Dfu-util - page not writeable

Hello,
I’ve recently moved my dev machine from Manjaro to Fedora but now I’m having trouble using the bootloader, namely uploading the binary through dfu-util.
I’m getting: “Last page at 0x0802120f is not writeable”

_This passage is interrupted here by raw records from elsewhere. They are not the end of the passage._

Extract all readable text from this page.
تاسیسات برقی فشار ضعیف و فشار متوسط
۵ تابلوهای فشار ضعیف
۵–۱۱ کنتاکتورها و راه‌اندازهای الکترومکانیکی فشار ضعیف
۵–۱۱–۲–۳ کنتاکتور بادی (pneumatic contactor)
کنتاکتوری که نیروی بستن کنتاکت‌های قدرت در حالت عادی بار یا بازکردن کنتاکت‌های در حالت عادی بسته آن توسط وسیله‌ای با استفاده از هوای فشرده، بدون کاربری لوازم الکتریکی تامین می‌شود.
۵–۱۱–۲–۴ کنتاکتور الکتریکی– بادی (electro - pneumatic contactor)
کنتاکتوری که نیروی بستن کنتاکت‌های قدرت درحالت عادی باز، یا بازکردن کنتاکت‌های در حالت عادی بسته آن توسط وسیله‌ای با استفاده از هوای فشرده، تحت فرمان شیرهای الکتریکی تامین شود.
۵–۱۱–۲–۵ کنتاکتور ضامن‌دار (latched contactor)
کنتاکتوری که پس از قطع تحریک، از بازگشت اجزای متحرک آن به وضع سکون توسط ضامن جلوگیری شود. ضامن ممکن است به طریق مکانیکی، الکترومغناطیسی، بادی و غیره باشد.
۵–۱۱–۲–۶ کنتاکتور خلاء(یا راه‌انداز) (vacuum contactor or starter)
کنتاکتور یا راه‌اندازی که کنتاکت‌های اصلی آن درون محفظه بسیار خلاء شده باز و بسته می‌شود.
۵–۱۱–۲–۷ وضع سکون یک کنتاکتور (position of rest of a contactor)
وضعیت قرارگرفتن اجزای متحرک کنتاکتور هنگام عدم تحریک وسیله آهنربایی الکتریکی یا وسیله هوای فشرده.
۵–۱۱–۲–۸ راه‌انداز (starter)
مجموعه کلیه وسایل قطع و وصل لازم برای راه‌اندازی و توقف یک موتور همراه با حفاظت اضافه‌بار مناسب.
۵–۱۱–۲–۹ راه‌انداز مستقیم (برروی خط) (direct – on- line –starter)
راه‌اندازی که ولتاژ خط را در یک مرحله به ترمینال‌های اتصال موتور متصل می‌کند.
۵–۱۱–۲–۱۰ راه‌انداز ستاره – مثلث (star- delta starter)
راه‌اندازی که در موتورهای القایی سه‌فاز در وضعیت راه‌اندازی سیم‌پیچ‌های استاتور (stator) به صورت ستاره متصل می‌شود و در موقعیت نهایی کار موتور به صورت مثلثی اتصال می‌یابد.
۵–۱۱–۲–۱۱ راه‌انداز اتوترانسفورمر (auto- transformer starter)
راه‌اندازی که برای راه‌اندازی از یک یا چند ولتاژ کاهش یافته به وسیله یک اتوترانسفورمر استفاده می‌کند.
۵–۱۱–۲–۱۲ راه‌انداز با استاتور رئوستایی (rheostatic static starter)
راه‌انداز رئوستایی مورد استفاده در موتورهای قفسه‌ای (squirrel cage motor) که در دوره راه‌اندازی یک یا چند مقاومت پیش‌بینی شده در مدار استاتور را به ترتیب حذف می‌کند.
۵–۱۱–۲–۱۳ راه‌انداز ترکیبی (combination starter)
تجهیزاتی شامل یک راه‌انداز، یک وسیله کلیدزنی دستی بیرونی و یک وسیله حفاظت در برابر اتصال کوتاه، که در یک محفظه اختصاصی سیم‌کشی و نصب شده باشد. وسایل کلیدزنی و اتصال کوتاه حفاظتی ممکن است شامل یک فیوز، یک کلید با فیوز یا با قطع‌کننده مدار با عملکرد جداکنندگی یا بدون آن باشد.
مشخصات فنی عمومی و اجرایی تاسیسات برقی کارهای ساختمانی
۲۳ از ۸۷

full output from make program-dfu:

dfu-util -a 0 -s 0x08000000:leave -D build/app.bin -d ,0483:df11
dfu-util 0.11

Copyright 2005-2009 Weston Schmidt, Harald Welte and OpenMoko Inc.
Copyright 2010-2021 Tormod Volden and Stefan Schmidt
This program is Free Software and has ABSOLUTELY NO WARRANTY
Please report bugs to dfu-util / Tickets

dfu-util: Warning: Invalid DFU suffix signature
dfu-util: A valid DFU suffix will be required in a future dfu-util release
Opening DFU capable USB device…
Device ID 0483:df11
Device DFU version 011a
Claiming USB DFU Interface…
Setting Alternate Interface #0
Determining device status…
DFU state(2) = dfuIDLE, status(0) = No error condition is present
DFU mode device DFU version 011a
Device returned transfer size 4096
DfuSe interface name: "Flash "
Downloading element to address = 0x08000000, size = 135696
dfu-util: Last page at 0x0802120f is not writeable
make: *** […/libDaisy/core/Makefile:330: program-dfu] Error 64

Any help would be greatly appreciated.
Cheers!

Blockquote
Downloading element to address = 0x08000000, size = 135696

Isn’t this too big? The STM32H750 has 128Kb of flash, from 0x08000000 to 0x8020000.
Max size in decimal is 131072, so your binary is about 4k too big to fit…

Cheers

Thanks for your reply but maybe you didn’t understand that I’m using the bootloader. This same program used to upload fine. In any case the same happens with a stripped down program, in this case a DAC test:

#include “daisy_seed.h”

using namespace daisy;

using InBuf = daisy::AudioHandle::InputBuffer;
using OutBuf = daisy::AudioHandle::OutputBuffer;

DaisySeed hw;

static void AudioCallback(InBuf in, OutBuf out, size_t size)
{

for(size_t i = 0; i < size; ++i) {
float sig = 0.0f;
out[0][i] = out[1][i] = sig * 0.5f;
}
}

int main(void)
{
hw.Configure();
hw.Init();

hw.adc.Start();
hw.StartAudio(AudioCallback);

uint32_t now = System::GetNow();
uint32_t last_update = System::GetNow();

float dac1_value = 0.0f;
float dac2_value = 0.0f;

for(;:wink:
{
now = System::GetNow();

if (now - last_update > 1000)
{
  dac1_value += 0.01;
  dac2_value += 0.01;

  if (dac1_value > 1.0f) {dac1_value = 0;};
  if (dac2_value > 1.0f) {dac2_value = 0;};
  last_update = now;
}

hw.dac.WriteValue(DacHandle::Channel::ONE , (uint16_t)(dac1_value * 4095.f));
hw.dac.WriteValue(DacHandle::Channel::TWO , (uint16_t)(dac2_value * 4095.f));

}
}

output from make:
Memory region Used Size Region Size %age Used
FLASH: 0 GB 128 KB 0.00%
DTCMRAM: 15160 B 128 KB 11.57%
SRAM: 64932 B 480 KB 13.21%
RAM_D2_DMA: 16 KB 32 KB 50.00%
RAM_D2: 0 GB 256 KB 0.00%
RAM_D3: 0 GB 64 KB 0.00%
ITCMRAM: 0 GB 64 KB 0.00%
SDRAM: 0 GB 64 MB 0.00%
QSPIFLASH: 0 GB 7936 KB 0.00%

Thanks!
(sorry for the funky formatting)

Ok, I don’t have any experience with using the bootloader. The log output from dfu-util would seem to indicate that it was trying to write to flash where the bootloader was kept, so I’d start by looking into that. You may need to reflash the bootloader itself if you’ve inadvertently stomped on it.

Cheers

OK, I just realized what was happening. Apparently the addresses are now being set on the core Makefile using the APP_TYPE variable. This wasn’t the case the last time I updated libDaisy. Setting APP_TYPE to BOOT_SRAM on my Makefile fixed the problem.

Thanks to your comment, I spotted the problem from the memory region it was trying to use. So, cheers for that!